Null hypothesis: H0: μ = 500

Alternative hypothesis: Ha: μ < 500

We will reject the null hypothesis at a p-value less than 0.05

Code
p <- pt(t_score, s_size-1, lower.tail = TRUE)
p
[1] 0.9309851 0.9308776

The p-value is 0.008535841. As p-value is less than the 0.05, we reject the null hypothesis. Therefore, the mean income of female employees is less than $500.

C

We assume that the sample is random and that the population has a normal distribution.

Null hypothesis: H0: μ = 500

Alternative hypothesis: Ha: μ > 500

We will reject the null hypothesis at a p-value less than 0.05

Code
p <- pt(t_score, s_size-1, lower.tail = FALSE)
p
[1] 0.06901494 0.06912239

The p-value is 0.9914642. As p-value is less than the 0.05, we reject the null hypothesis. Therefore, the mean income of female employees is greater than $500.

Question 5

A

We assume that the sample is random and that the population has a normal distribution.

Null hypothesis: H0: μ = 500

Alternative hypothesis: Ha: μ ≠ 500

We will reject the null hypothesis at a p-value less than 0.05

Calculating t-statistic and p-value for Jones

Code
s_mean <- 519.5
μ <- 500
se <- 10
s_size <- 1000

jt <- (s_mean-μ)/se
jt
[1] 1.95
Code
p <- 2*pt(jt, s_size-1, lower.tail = FALSE)
p
[1] 0.05145555

Calculating t-statistic and p-value for Smith

Code
s_mean <- 519.7
μ <- 500
se <- 10
s_size <- 1000

jt <- (s_mean-μ)/se
jt
[1] 1.97
Code
p <- 2*pt(jt, s_size-1, lower.tail = FALSE)
p
[1] 0.04911426

The test-statistic is 1.95, p-value is 0.05145555 for Jones and the test-statistic is 1.97, p-value is 0.05145555 for Smith.

B

The p-value is 0.05145555 for Jones. As p-value is greater than the 0.05, we fail to reject the null hypothesis. The p-value is 0.04911426 for Jones. As p-value is less than the 0.05, we reject the null hypothesis. Therefore, the result is statistically significant for Smith, but not Jones.

C

If we fail to report the P-value and simply state whether the P-value is less than/equal to or greater than the defined significance level of the test, one cannot determine the strength of the conclusion. In the Jones/Smith example, reporting the results only as *P ≤ 0.05* versus *P > 0.05* will lead to different conclusions about very similar results.

Question 6

Code
gas_taxes <- c(51.27, 47.43, 38.89, 41.95, 28.61, 41.29, 52.19, 49.48, 35.02, 48.13, 39.28, 54.41, 41.66, 30.28, 18.49, 38.72, 33.41, 45.02)

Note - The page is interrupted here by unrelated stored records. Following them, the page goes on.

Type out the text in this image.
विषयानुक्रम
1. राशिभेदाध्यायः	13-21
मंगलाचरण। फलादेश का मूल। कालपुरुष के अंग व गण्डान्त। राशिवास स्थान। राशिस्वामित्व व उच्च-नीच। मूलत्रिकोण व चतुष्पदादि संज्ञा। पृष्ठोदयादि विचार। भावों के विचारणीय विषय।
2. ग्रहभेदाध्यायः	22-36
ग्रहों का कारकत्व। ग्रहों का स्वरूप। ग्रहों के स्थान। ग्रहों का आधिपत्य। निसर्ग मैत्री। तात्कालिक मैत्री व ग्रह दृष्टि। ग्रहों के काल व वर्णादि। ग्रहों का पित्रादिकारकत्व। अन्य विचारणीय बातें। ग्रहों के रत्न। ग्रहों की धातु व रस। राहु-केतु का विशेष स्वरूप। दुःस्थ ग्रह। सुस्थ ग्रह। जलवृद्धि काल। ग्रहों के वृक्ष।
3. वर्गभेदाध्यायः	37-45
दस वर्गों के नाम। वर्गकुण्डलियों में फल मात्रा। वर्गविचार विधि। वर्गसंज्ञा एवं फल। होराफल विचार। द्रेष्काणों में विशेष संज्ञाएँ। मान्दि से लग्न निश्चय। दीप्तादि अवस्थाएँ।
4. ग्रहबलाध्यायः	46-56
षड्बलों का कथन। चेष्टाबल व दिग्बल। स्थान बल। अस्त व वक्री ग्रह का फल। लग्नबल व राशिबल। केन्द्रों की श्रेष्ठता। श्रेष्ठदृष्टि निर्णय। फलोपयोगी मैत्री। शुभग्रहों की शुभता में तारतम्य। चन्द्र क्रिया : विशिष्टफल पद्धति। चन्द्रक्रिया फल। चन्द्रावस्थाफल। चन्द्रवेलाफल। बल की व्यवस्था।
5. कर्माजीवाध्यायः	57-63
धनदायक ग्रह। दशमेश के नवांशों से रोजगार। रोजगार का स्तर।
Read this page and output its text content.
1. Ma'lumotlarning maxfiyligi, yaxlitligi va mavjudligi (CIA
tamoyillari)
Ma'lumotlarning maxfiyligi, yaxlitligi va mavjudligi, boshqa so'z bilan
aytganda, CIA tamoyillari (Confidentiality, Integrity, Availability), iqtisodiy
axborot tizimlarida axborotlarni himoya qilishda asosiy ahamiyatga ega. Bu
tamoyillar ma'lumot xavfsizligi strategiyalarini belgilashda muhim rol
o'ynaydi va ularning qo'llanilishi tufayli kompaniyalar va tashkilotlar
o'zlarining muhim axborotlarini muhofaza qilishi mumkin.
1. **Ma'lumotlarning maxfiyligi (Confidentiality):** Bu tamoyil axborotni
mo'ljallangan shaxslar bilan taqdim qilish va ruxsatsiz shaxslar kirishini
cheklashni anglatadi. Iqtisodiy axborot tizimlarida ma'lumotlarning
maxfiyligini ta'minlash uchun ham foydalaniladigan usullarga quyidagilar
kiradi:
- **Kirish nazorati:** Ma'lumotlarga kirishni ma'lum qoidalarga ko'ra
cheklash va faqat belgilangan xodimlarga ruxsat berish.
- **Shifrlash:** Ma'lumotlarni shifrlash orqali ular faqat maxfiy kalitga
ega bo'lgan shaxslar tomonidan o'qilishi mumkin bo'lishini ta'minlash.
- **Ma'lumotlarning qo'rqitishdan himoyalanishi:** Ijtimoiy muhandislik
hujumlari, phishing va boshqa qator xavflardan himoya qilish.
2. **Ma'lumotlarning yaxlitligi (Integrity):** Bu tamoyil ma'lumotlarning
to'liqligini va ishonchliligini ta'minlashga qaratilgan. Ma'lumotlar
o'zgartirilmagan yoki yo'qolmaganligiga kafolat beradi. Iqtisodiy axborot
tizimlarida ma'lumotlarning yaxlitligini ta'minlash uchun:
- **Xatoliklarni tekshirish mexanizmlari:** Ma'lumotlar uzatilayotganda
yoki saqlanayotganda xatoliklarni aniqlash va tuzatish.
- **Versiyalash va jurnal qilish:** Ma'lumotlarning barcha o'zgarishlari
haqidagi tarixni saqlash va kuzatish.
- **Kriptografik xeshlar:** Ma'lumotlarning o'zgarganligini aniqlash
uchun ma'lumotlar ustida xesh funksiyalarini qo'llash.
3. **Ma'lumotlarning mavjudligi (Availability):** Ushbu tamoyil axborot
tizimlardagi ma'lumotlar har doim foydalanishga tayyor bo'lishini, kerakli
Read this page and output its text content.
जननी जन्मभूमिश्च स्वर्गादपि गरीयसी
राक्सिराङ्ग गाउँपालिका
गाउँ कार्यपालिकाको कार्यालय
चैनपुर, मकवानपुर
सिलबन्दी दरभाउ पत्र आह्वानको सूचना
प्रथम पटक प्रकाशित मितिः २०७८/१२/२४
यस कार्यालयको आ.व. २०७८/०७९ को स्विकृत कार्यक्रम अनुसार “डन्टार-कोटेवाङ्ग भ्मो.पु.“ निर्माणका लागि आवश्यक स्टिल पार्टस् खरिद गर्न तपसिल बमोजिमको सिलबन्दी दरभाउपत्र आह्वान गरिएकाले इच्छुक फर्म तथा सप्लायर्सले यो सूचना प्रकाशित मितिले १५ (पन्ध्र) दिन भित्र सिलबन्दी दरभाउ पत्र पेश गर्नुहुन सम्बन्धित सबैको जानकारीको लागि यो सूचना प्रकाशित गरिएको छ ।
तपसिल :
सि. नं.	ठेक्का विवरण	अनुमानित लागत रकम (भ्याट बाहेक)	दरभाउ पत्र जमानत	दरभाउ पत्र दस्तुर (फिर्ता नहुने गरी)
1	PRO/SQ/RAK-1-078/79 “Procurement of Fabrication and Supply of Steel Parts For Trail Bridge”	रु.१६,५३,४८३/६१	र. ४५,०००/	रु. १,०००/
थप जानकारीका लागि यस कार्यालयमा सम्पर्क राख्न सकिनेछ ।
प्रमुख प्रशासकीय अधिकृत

t.test(gas_taxes, mu = 18.4, conf.level = .95)

    One Sample t-test

data:  gas_taxes
t = 10.238, df = 17, p-value = 1.095e-08
alternative hypothesis: true mean is not equal to 18.4
95 percent confidence interval:
 36.23386 45.49169
sample estimates:
mean of x 
 40.86278 

The 95% confidence interval for the mean tax per gallon is 36.23386 through 45.49169. We cannot conclude with 95% confidence that the mean tax is less than 45 cents, since the 95% confidence interval contains values above 45 cents.